If you’re anything like Kim, you probably get a ton of spam texts. Tap or click here for nine of the most creative scams from Kim’s inbox. Some of them are scarily deceptive.
Here’s an example of what this scam looks like:
Whatever you do, don’t call the customer service number
It will connect you to a scammer who asks for your credit card information. They might even demand your computer passwords. Other scammers will tell you to download a computer program.
They could install malware or block you from accessing your computer files if you download the program. You might be dealing with a ransomware scam. Tap or click here for five simple ways to protect against ransomware.
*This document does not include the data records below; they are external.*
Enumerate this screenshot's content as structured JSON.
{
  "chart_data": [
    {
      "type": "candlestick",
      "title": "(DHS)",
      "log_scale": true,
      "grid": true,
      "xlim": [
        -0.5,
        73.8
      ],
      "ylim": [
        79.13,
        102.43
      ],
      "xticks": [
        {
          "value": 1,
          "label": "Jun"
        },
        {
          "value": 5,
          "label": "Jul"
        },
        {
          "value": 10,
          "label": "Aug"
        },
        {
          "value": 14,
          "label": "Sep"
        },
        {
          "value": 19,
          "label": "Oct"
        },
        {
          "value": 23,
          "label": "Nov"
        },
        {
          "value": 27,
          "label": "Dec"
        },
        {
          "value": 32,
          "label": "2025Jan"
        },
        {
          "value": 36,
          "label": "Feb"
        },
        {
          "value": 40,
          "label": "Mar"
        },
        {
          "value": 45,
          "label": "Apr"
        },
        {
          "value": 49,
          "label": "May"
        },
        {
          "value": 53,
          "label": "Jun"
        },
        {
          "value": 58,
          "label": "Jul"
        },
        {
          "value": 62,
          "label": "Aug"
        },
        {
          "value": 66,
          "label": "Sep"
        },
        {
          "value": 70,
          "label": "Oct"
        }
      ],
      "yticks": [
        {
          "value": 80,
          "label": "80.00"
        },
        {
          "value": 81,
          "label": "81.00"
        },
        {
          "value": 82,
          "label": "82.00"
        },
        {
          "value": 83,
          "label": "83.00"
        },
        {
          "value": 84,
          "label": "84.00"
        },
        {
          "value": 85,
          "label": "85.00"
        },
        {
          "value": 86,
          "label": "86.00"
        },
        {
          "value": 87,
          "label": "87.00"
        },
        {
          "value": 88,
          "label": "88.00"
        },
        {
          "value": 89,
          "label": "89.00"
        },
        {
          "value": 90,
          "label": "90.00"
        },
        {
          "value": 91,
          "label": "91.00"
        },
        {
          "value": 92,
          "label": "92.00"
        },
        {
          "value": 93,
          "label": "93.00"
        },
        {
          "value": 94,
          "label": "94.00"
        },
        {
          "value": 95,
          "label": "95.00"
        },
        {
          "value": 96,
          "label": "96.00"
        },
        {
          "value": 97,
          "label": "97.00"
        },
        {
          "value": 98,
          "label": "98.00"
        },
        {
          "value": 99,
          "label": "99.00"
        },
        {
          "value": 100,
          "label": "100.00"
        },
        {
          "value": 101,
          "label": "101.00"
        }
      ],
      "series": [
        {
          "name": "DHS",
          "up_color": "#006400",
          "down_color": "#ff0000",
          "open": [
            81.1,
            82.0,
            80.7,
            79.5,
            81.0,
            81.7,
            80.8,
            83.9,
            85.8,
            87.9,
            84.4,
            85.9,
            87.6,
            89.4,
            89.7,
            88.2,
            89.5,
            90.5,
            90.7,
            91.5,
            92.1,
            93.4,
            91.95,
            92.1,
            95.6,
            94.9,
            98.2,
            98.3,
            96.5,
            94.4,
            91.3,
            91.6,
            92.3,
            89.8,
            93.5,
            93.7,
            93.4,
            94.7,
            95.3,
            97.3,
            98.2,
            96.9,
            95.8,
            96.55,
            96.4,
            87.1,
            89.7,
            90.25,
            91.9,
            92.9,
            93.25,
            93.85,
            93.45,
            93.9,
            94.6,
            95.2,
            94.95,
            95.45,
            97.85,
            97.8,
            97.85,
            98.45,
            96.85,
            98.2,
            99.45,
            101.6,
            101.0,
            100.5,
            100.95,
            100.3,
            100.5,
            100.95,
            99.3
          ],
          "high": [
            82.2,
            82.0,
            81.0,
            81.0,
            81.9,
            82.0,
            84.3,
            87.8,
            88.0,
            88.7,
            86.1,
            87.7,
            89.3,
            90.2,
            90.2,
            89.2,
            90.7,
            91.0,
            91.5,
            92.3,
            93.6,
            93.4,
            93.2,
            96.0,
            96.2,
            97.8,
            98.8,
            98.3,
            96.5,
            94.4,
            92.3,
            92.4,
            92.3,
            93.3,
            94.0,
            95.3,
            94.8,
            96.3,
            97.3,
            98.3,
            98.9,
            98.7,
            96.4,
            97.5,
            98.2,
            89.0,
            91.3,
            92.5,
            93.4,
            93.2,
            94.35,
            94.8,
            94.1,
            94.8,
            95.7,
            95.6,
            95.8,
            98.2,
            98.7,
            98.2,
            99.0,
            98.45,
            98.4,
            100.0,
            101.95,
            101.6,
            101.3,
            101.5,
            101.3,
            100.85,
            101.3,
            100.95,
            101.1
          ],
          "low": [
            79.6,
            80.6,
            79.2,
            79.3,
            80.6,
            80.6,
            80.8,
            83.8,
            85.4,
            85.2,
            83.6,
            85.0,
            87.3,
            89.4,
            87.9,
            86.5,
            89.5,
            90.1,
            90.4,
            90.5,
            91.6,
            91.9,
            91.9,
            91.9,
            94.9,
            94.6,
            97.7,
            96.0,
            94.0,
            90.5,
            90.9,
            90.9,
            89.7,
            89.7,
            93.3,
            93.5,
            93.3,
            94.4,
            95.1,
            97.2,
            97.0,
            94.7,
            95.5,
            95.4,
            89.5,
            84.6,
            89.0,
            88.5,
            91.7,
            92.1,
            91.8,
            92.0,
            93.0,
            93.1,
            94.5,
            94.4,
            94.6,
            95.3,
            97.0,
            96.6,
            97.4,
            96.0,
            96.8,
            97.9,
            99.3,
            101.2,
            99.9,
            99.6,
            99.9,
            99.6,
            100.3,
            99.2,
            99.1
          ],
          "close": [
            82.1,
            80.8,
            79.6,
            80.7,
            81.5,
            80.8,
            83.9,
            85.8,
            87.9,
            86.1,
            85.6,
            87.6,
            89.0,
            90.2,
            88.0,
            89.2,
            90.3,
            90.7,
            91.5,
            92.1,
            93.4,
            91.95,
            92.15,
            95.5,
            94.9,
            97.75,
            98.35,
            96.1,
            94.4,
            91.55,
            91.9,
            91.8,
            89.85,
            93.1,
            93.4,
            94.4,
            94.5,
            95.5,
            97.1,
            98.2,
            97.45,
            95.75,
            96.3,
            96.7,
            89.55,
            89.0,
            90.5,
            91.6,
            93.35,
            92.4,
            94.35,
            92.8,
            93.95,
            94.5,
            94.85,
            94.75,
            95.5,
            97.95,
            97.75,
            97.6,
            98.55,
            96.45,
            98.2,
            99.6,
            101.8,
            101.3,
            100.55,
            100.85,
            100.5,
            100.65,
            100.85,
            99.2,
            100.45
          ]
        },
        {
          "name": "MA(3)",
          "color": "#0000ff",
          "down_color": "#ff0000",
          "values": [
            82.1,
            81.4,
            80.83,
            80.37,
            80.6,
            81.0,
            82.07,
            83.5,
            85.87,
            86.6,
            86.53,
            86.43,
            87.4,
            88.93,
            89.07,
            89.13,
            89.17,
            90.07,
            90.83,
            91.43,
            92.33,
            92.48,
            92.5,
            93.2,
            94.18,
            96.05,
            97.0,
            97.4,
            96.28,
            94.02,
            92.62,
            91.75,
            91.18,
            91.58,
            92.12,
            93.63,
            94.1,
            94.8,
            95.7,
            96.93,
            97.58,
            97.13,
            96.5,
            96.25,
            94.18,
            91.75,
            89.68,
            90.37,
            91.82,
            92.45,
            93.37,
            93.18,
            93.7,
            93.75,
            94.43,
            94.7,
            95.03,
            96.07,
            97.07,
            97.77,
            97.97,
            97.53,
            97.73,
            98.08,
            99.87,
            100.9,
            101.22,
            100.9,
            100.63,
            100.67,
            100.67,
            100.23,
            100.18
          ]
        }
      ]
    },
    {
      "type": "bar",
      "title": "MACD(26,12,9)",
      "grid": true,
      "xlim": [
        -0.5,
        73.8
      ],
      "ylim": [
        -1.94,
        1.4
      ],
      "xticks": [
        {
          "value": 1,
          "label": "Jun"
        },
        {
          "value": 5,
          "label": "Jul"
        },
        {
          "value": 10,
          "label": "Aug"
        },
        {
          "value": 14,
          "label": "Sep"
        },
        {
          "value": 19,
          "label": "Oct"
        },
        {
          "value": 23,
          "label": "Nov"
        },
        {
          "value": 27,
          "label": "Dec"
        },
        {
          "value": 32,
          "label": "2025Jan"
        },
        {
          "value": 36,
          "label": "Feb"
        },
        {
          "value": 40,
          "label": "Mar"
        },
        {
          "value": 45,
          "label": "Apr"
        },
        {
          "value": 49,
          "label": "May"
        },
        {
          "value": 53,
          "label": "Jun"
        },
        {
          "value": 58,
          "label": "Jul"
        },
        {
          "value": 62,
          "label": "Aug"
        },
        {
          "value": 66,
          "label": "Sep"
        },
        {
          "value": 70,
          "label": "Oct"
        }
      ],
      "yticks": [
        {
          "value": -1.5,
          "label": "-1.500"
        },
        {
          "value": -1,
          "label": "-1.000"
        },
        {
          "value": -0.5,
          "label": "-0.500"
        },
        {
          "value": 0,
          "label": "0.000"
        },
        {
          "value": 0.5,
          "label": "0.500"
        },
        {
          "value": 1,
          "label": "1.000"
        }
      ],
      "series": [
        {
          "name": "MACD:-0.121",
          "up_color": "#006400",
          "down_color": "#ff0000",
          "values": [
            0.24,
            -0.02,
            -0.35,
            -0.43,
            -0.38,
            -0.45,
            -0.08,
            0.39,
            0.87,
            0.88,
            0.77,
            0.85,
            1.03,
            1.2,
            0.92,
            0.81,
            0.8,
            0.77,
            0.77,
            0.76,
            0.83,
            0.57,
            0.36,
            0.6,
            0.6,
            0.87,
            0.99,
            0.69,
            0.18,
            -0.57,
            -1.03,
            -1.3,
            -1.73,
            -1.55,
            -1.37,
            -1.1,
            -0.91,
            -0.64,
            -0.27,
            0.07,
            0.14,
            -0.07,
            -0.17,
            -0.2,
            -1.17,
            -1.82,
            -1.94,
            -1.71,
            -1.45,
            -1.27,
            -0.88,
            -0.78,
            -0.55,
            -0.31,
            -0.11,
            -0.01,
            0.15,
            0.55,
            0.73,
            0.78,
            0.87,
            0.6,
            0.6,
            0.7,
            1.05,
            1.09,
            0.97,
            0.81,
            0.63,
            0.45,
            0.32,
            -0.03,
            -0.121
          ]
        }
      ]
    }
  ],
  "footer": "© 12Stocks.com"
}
Bottom line: Never call phone numbers on suspicious messages. Here are a few tips from the DATCP to stay protected:
- Watch for emails and letters that claim your bank account will be charged for an unfamiliar subscription.
- Do not call the phone numbers listed on suspicious letters received via email or USPS Mail.
- Never give out computer passwords to a stranger on the phone.
- Never allow remote access to your computer unless it is with a trusted source.
- Do not give out personal information such as date of birth, Social Security number, credit card numbers, or bank account numbers.
If you’re curious about the status of any subscriptions, go to the official sites directly. You’ll find the correct contact numbers there.